Depurando la simpleza de lo simple, a veces en infinitas versiones de canciones antiguas a la caza del enfoque ¿definitivo?, parapetado tras un conocimiento exhaustivo de cualquier tipo de música, con una memoria prodigiosa para delimitar canciones, estilos e intérpretes de todas las épocas, y a la usanza de su adorada Laurie Anderson para crear melodías rompecorazones sujetas a textos que se mofan sin piedad de esas melodías, Merritt desborda tablas y oficio al darle la vuelta, desde una aparente distancia, a sensaciones profundas con un dominio asombroso de las palabras. A veces, parece elegir la opción “me río por no llorar” y obliga a que admiremos incondicionalmente su fino ingenio para diseccionar con microscopio las cuestiones que dan sentido a la existencia. Otras veces, clava el alfiler hasta el fondo sin segundas lecturas ni paños calientes que alivien la herida. Tiene el pulso firme para escoger el tempo, el daño o la sonrisa, la magnitud de la tragedia o la comedia de un detalle imprevisto para mostrarse como un pequeño gran hombre de brillantes recursos proyectándose hacia una más que merecida leyenda futura.
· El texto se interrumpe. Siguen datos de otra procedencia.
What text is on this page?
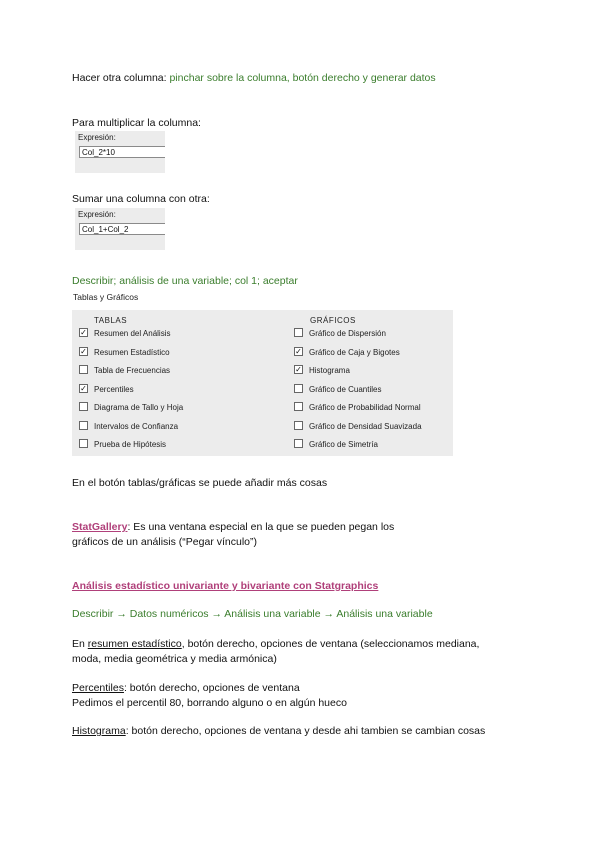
Hacer otra columna: pinchar sobre la columna, botón derecho y generar datos
Para multiplicar la columna:
Expresión:
Col_2*10
Sumar una columna con otra:
Expresión:
Col_1+Col_2
Describir; análisis de una variable; col 1; aceptar
Tablas y Gráficos
TABLAS	GRÁFICOS
✓ Resumen del Análisis
✓ Resumen Estadístico
Tabla de Frecuencias
✓ Percentiles
Diagrama de Tallo y Hoja
Intervalos de Confianza
Prueba de Hipótesis
Gráfico de Dispersión
✓ Gráfico de Caja y Bigotes
✓ Histograma
Gráfico de Cuantiles
Gráfico de Probabilidad Normal
Gráfico de Densidad Suavizada
Gráfico de Simetría
En el botón tablas/gráficas se puede añadir más cosas
StatGallery: Es una ventana especial en la que se pueden pegan los
gráficos de un análisis (“Pegar vínculo”)
Análisis estadístico univariante y bivariante con Statgraphics
Describir → Datos numéricos → Análisis una variable → Análisis una variable
En resumen estadístico, botón derecho, opciones de ventana (seleccionamos mediana,
moda, media geométrica y media armónica)
Percentiles: botón derecho, opciones de ventana
Pedimos el percentil 80, borrando alguno o en algún hueco
Histograma: botón derecho, opciones de ventana y desde ahi tambien se cambian cosas
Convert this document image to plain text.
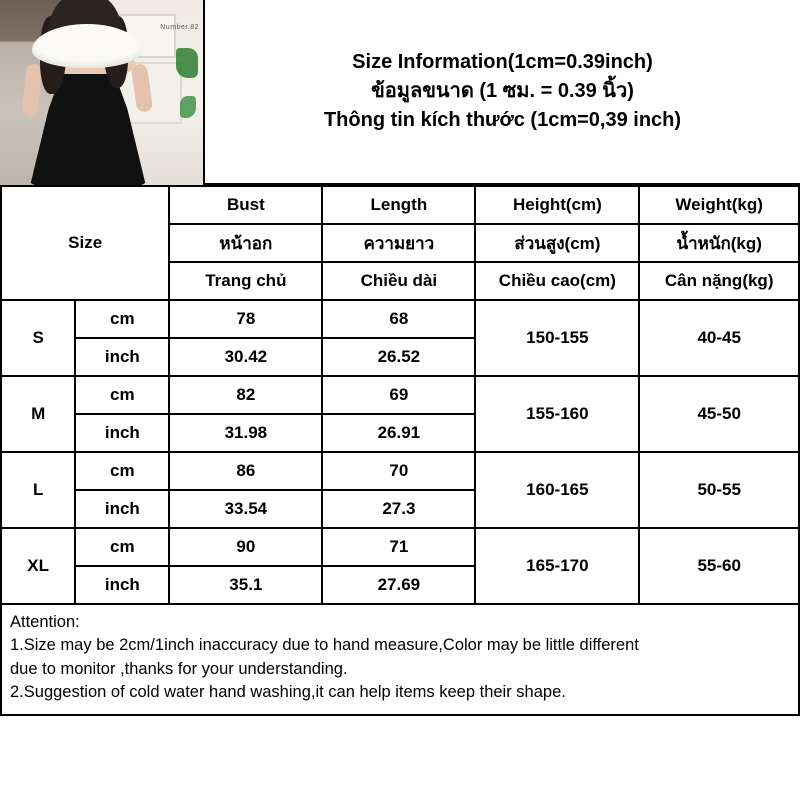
Number.82
Size Information(1cm=0.39inch)
ข้อมูลขนาด (1 ซม. = 0.39 นิ้ว)
Thông tin kích thước (1cm=0,39 inch)
Size		Bust	Length	Height(cm)	Weight(kg)
		หน้าอก	ความยาว	ส่วนสูง(cm)	น้ำหนัก(kg)
		Trang chủ	Chiều dài	Chiều cao(cm)	Cân nặng(kg)
S	cm	78	68	150-155	40-45
	inch	30.42	26.52		
M	cm	82	69	155-160	45-50
	inch	31.98	26.91		
L	cm	86	70	160-165	50-55
	inch	33.54	27.3		
XL	cm	90	71	165-170	55-60
	inch	35.1	27.69		

Attention:

1.Size may be 2cm/1inch inaccuracy due to hand measure,Color may be little different

due to monitor ,thanks for your understanding.

2.Suggestion of cold water hand washing,it can help items keep their shape.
Entre otras muchas cosas, algunas de ellas indescifrables para alguien ajeno a Merritt, el material de que consta “69 Love Songs” se compone de todo esto y bastante más: hilarantes bromas al respecto de los clichés del country y la tristeza; influencias de Lovecraft en las letras; depurados excesos a lo
crooner en cantantes invitados (Dudley Klute y LD Beghtol); eslóganes para la posteridad:
“Let’s Pretend We’re Bunny Rabbits”; amargos tratados de fuego de campo;
punk love conceptual; la primera aparición del Pantone 292 en una canción:
“Hay tantos colores en el mundo; es importante especificar”; rimas estúpidas:
“Reno Dakota I’m not Nino Rota”; rimas no estúpidas:
“And I’m so happy I could cry / Oh baby you know how to say goodbye”; rimas que desarman:
“Well I’m sorry that I love you / It’s a phase I’m going through / There is nothing that I can do / And I’m sorry that I love you”; aplicaciones de la ley de lo políticamente correcto sobre algún desliz de Irving Berlin; muestras de una posible antítesis del jazz; baladas indecisas con tendencia a lo clásico; palabras inventadas:
“boyfriendable”; las voces de sus amigas Shirley Simms (
“la mejor cantante viva”, según Merritt) y Claudia Gonson; epigramas poéticos; góspel
mainstream; astronomía improbable (
“Astronomy will have to be revised”) y astrología razonable (
“You need me like the moon needs poetry”); rendiciones a la fórmula New Order (bailable por fuera, triste por dentro); un
“Some of us can only live / In songs of love and trouble” sobre piano de principiante; una creíble seudo-“Graceland” sin presupuesto; un tardío homenaje
cheerlader a Washington D.C. vía amor
teenager; experimentos de vanguardia casera a lo escuela repetitiva; menciones a Gershwin, Sondheim o Porter; un guiño a Johann Sebastian Bach que al parecer no lo es; armonios agujereando la fórmula del blues; píldoras tecno de caja-de-música; reggae para anuncios de cerveza sin; tonada escocesa; simulacros de ambient; juegos repetitivos; melodramáticas postales de fin de romance a dos voces (y con diversión muda de fondo); sentencias vaporosas:
“Love is like a bottle of gin / But a bottle of gin is not like love”; bobaliconas odas folk a una guitarra acústica con poderes en el amor y una frase para la historia:
“Acoustic guitar, if you think I play hard / Well, you could have belonged to Steve Earle or Charo or Gwar”; y el resumen perfecto a tanto derroche en la paradoja que quizá mejor define muchos instantes de la vida:
“The night you can’t remember / The night I can’t forget”.